Globally, the AI spending arms race reached a new level of intensity: Alphabet's $175–185bn capex forecast for 2026 dwarfs Ireland's entire annual budget. The week's tech sell-off — triggered by Anthropic's legal automation tool — showed that markets are beginning to price in AI disruption of white-collar services, not just manufacturing. AIB's automation announcement is the Irish manifestation of this global trend.
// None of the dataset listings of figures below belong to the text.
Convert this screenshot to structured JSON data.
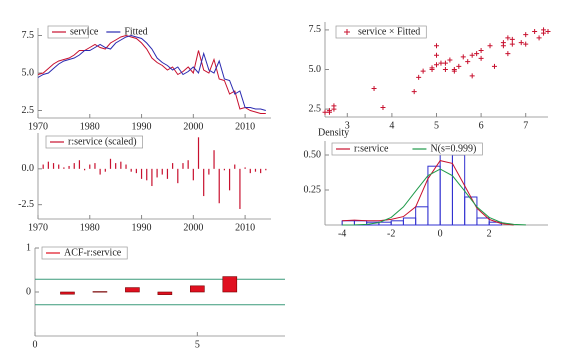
{
  "chart_data": [
    {
      "type": "line",
      "x": [
        1970,
        1971,
        1972,
        1973,
        1974,
        1975,
        1976,
        1977,
        1978,
        1979,
        1980,
        1981,
        1982,
        1983,
        1984,
        1985,
        1986,
        1987,
        1988,
        1989,
        1990,
        1991,
        1992,
        1993,
        1994,
        1995,
        1996,
        1997,
        1998,
        1999,
        2000,
        2001,
        2002,
        2003,
        2004,
        2005,
        2006,
        2007,
        2008,
        2009,
        2010,
        2011,
        2012,
        2013,
        2014
      ],
      "series": [
        {
          "name": "service",
          "color": "#c8102e",
          "values": [
            4.9,
            5.0,
            5.3,
            5.6,
            5.8,
            5.9,
            6.0,
            6.2,
            6.5,
            6.5,
            6.7,
            6.9,
            6.7,
            6.6,
            7.0,
            7.2,
            7.4,
            7.5,
            7.4,
            7.3,
            7.0,
            6.6,
            6.0,
            5.7,
            5.5,
            5.2,
            5.4,
            4.9,
            5.1,
            5.4,
            5.0,
            6.5,
            5.2,
            5.0,
            5.9,
            4.6,
            4.5,
            3.6,
            3.8,
            2.6,
            2.7,
            2.5,
            2.4,
            2.3,
            2.3
          ]
        },
        {
          "name": "Fitted",
          "color": "#2a2ab0",
          "values": [
            4.7,
            4.9,
            5.0,
            5.3,
            5.6,
            5.8,
            5.9,
            6.0,
            6.2,
            6.5,
            6.5,
            6.7,
            6.9,
            6.7,
            6.6,
            7.0,
            7.2,
            7.4,
            7.5,
            7.4,
            7.3,
            7.0,
            6.6,
            6.0,
            5.7,
            5.5,
            5.2,
            5.4,
            4.9,
            5.1,
            5.4,
            5.0,
            6.3,
            5.2,
            5.0,
            5.8,
            4.6,
            4.5,
            3.6,
            3.8,
            2.7,
            2.7,
            2.6,
            2.6,
            2.5
          ]
        }
      ],
      "xlim": [
        1970,
        2015
      ],
      "xticks": [
        1970,
        1980,
        1990,
        2000,
        2010
      ],
      "ylim": [
        2,
        8
      ],
      "yticks": [
        {
          "value": 2.5,
          "label": "2.5"
        },
        {
          "value": 5,
          "label": "5.0"
        },
        {
          "value": 7.5,
          "label": "7.5"
        }
      ]
    },
    {
      "type": "scatter",
      "x": [
        4.7,
        4.9,
        5.0,
        5.3,
        5.6,
        5.8,
        5.9,
        6.0,
        6.2,
        6.5,
        6.5,
        6.7,
        6.9,
        6.7,
        6.6,
        7.0,
        7.2,
        7.4,
        7.5,
        7.4,
        7.3,
        7.0,
        6.6,
        6.0,
        5.7,
        5.5,
        5.2,
        5.4,
        4.9,
        5.1,
        5.4,
        5.0,
        6.3,
        5.2,
        5.0,
        5.8,
        4.6,
        4.5,
        3.6,
        3.8,
        2.7,
        2.7,
        2.6,
        2.6,
        2.5
      ],
      "series": [
        {
          "name": "service × Fitted",
          "color": "#c8102e",
          "values": [
            4.9,
            5.0,
            5.3,
            5.6,
            5.8,
            5.9,
            6.0,
            6.2,
            6.5,
            6.5,
            6.7,
            6.9,
            6.7,
            6.6,
            7.0,
            7.2,
            7.4,
            7.5,
            7.4,
            7.3,
            7.0,
            6.6,
            6.0,
            5.7,
            5.5,
            5.2,
            5.4,
            4.9,
            5.1,
            5.4,
            5.0,
            6.5,
            5.2,
            5.0,
            5.9,
            4.6,
            4.5,
            3.6,
            3.8,
            2.6,
            2.7,
            2.5,
            2.4,
            2.3,
            2.3
          ]
        }
      ],
      "xlim": [
        2.5,
        7.5
      ],
      "xticks": [
        3,
        4,
        5,
        6,
        7
      ],
      "ylim": [
        2,
        8
      ],
      "yticks": [
        {
          "value": 2.5,
          "label": "2.5"
        },
        {
          "value": 5,
          "label": "5.0"
        },
        {
          "value": 7.5,
          "label": "7.5"
        }
      ]
    },
    {
      "type": "bar",
      "x": [
        1971,
        1972,
        1973,
        1974,
        1975,
        1976,
        1977,
        1978,
        1979,
        1980,
        1981,
        1982,
        1983,
        1984,
        1985,
        1986,
        1987,
        1988,
        1989,
        1990,
        1991,
        1992,
        1993,
        1994,
        1995,
        1996,
        1997,
        1998,
        1999,
        2000,
        2001,
        2002,
        2003,
        2004,
        2005,
        2006,
        2007,
        2008,
        2009,
        2010,
        2011,
        2012,
        2013,
        2014
      ],
      "series": [
        {
          "name": "r:service (scaled)",
          "color": "#c8102e",
          "values": [
            0.3,
            0.5,
            0.4,
            0.3,
            0.1,
            0.2,
            0.4,
            0.6,
            -0.1,
            0.3,
            0.4,
            -0.4,
            -0.2,
            0.7,
            0.4,
            0.5,
            0.3,
            -0.2,
            -0.3,
            -0.7,
            -0.8,
            -1.2,
            -0.6,
            -0.4,
            -0.7,
            0.4,
            -1.0,
            0.4,
            0.6,
            -0.8,
            2.2,
            -1.9,
            -0.4,
            1.3,
            -2.4,
            -0.1,
            -1.5,
            0.3,
            -2.8,
            0.1,
            -0.3,
            -0.2,
            -0.3,
            -0.1
          ]
        }
      ],
      "xlim": [
        1970,
        2015
      ],
      "xticks": [
        1970,
        1980,
        1990,
        2000,
        2010
      ],
      "ylim": [
        -3.5,
        2.5
      ],
      "yticks": [
        {
          "value": -2.5,
          "label": "-2.5"
        },
        {
          "value": 0,
          "label": "0.0"
        }
      ]
    },
    {
      "type": "histogram",
      "ylabel": "Density",
      "color": "#3030d0",
      "bins": [
        -4,
        -3.5,
        -3,
        -2.5,
        -2,
        -1.5,
        -1,
        -0.5,
        0,
        0.5,
        1,
        1.5,
        2,
        2.5
      ],
      "values": [
        0.03,
        0.03,
        0.02,
        0.02,
        0.03,
        0.05,
        0.13,
        0.42,
        0.58,
        0.5,
        0.2,
        0.05,
        0.02
      ],
      "lines": [
        {
          "name": "r:service",
          "color": "#c8102e",
          "x": [
            -4,
            -3.5,
            -3,
            -2.5,
            -2,
            -1.5,
            -1,
            -0.5,
            0,
            0.5,
            1,
            1.5,
            2,
            2.5,
            3
          ],
          "values": [
            0.03,
            0.035,
            0.03,
            0.03,
            0.04,
            0.06,
            0.13,
            0.33,
            0.46,
            0.44,
            0.28,
            0.12,
            0.04,
            0.01,
            0
          ]
        },
        {
          "name": "N(s=0.999)",
          "color": "#1f9a4a",
          "x": [
            -4,
            -3.5,
            -3,
            -2.5,
            -2,
            -1.5,
            -1,
            -0.5,
            0,
            0.5,
            1,
            1.5,
            2,
            2.5,
            3,
            3.5
          ],
          "values": [
            0.0001,
            0.0009,
            0.0044,
            0.0175,
            0.054,
            0.1295,
            0.242,
            0.352,
            0.399,
            0.352,
            0.242,
            0.1295,
            0.054,
            0.0175,
            0.0044,
            0.0009
          ]
        }
      ],
      "xlim": [
        -4.7,
        4.4
      ],
      "xticks": [
        -4,
        -2,
        0,
        2
      ],
      "ylim": [
        0,
        0.6
      ],
      "yticks": [
        0.25,
        {
          "value": 0.5,
          "label": "0.50"
        }
      ]
    },
    {
      "type": "bar",
      "x": [
        1,
        2,
        3,
        4,
        5,
        6
      ],
      "series": [
        {
          "name": "ACF-r:service",
          "color": "#e01020",
          "values": [
            -0.05,
            0.01,
            0.1,
            -0.06,
            0.14,
            0.35
          ]
        }
      ],
      "confidence_limits": [
        0.29,
        -0.29
      ],
      "xlim": [
        0,
        7.7
      ],
      "xticks": [
        0,
        5
      ],
      "ylim": [
        -1,
        1
      ],
      "yticks": [
        0,
        1
      ]
    }
  ]
}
What to Watch: (1) The East Coast Bakehouse examinership — will a binding investor offer emerge within the next 30 days? (2) The Dublin Airport passenger cap legislation — will the Cabinet present a framework before the US escalates its complaint? (3) MetroLink bidder responses — which international consortia will pre-qualify for the €7.9bn civil contracts, and will any Irish firms participate?